Imagine my frustration when I went to reassemble my centre console after being dismantled for a month while I sourced parts, and fit the replacement display unit, only to find it was dead, absolutely not a flicker. The seller had sent me a photo of it working before sending it. So I was checking fuses and of course I had fully fitted this display, rather than test it before everything was screwed in. I thought oh well I can do without a clock I suppose but then remembered that my factory radio would be useless as the display also shows the radio frequency. ..

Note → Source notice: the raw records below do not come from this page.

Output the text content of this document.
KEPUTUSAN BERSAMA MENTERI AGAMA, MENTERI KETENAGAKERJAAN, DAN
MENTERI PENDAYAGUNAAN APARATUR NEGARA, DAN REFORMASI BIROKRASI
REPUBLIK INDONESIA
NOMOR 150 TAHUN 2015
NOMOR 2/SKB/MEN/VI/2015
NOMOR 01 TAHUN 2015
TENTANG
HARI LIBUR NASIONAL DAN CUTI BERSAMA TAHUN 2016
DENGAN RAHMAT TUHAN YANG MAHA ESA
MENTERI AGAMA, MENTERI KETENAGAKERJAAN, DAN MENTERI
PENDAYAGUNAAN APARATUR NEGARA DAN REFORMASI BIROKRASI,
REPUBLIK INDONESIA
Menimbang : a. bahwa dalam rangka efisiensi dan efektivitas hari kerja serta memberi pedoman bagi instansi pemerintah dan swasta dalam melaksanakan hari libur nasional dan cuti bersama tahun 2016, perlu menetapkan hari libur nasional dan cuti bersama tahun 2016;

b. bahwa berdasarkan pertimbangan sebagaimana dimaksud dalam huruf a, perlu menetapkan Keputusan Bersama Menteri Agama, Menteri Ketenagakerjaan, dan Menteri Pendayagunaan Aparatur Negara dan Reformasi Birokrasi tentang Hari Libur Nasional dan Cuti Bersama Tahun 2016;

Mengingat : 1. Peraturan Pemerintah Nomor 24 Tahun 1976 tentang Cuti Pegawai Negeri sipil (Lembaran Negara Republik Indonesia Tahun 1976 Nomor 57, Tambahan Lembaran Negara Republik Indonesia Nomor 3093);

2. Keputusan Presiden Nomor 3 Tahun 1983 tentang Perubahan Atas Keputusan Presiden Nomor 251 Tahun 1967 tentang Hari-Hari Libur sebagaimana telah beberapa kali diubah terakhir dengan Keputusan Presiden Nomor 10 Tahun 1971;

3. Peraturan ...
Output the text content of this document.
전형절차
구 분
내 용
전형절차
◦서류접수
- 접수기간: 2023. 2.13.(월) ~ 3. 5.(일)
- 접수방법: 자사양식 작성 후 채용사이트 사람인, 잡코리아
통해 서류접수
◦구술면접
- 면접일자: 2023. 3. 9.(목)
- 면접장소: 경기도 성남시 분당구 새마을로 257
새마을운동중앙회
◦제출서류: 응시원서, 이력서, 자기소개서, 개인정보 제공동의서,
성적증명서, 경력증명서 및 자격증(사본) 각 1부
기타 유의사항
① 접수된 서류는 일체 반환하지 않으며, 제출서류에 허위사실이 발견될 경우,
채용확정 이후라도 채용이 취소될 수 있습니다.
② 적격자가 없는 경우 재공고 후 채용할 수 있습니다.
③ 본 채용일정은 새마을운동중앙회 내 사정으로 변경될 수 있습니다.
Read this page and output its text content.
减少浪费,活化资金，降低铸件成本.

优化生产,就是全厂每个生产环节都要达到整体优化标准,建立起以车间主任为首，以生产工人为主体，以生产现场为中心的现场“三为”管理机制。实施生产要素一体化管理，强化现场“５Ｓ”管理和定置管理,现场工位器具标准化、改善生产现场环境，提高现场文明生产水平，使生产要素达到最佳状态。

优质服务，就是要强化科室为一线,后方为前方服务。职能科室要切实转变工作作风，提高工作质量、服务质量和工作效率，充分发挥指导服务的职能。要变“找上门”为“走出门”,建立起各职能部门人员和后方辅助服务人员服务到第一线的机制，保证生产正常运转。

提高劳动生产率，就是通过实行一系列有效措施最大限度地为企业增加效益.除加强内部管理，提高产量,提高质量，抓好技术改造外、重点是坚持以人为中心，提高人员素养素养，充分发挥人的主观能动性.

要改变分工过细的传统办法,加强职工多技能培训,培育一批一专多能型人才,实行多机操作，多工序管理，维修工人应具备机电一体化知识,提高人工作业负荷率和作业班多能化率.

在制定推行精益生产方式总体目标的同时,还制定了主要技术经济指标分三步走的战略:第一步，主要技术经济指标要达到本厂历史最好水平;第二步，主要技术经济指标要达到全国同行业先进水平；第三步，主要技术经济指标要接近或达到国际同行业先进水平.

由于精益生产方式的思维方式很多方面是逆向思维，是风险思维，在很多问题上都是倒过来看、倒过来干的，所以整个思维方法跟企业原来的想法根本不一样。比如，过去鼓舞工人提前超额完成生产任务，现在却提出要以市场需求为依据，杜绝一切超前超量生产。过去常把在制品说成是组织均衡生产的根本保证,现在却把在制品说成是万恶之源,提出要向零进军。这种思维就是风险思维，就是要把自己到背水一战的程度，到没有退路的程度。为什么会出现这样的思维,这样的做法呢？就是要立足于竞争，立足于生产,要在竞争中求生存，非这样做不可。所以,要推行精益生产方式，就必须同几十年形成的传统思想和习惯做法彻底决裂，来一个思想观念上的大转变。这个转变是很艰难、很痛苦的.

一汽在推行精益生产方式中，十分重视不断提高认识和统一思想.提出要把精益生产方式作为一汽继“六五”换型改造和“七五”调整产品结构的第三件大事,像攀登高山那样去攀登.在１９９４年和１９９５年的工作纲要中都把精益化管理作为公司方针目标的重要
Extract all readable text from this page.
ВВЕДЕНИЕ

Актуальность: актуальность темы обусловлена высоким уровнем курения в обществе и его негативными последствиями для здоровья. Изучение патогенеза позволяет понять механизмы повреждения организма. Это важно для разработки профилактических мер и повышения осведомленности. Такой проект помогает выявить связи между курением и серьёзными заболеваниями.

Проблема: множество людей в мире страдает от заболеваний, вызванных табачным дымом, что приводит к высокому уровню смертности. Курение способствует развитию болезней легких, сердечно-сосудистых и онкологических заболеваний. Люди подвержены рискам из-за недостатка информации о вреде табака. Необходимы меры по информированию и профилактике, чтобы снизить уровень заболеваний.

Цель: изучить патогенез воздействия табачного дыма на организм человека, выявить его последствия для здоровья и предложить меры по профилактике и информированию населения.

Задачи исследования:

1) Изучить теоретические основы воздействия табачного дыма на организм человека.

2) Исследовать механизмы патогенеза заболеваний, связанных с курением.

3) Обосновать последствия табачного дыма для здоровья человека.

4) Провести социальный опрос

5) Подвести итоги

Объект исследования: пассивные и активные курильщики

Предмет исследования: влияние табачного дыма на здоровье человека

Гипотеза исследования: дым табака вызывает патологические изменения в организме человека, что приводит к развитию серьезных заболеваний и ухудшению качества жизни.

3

As an absolute last resort, and without any hope it would solve anything, I took the two back light bulbs out of the replacement display, they were both burnt black, swapped in the less blackened ones from the display I had busted and RESULT! Fully working display. I then fitted brand new bulbs as was lucky enough to have some. What are the chances of the bulbs going completely dead from him removing it from his scrapper to me fitting it to my console in a matter of weeks! So for thickos like me, if the backlight bulbs are blown, the clock and radio display will not show anything on the displays and look absolutely dead.
 
i've been caught out by that before, when I bought my first mk3 i thought the lights turned on with the headlamps, then I thought it was fuse. turned out it was every single bulb was blown!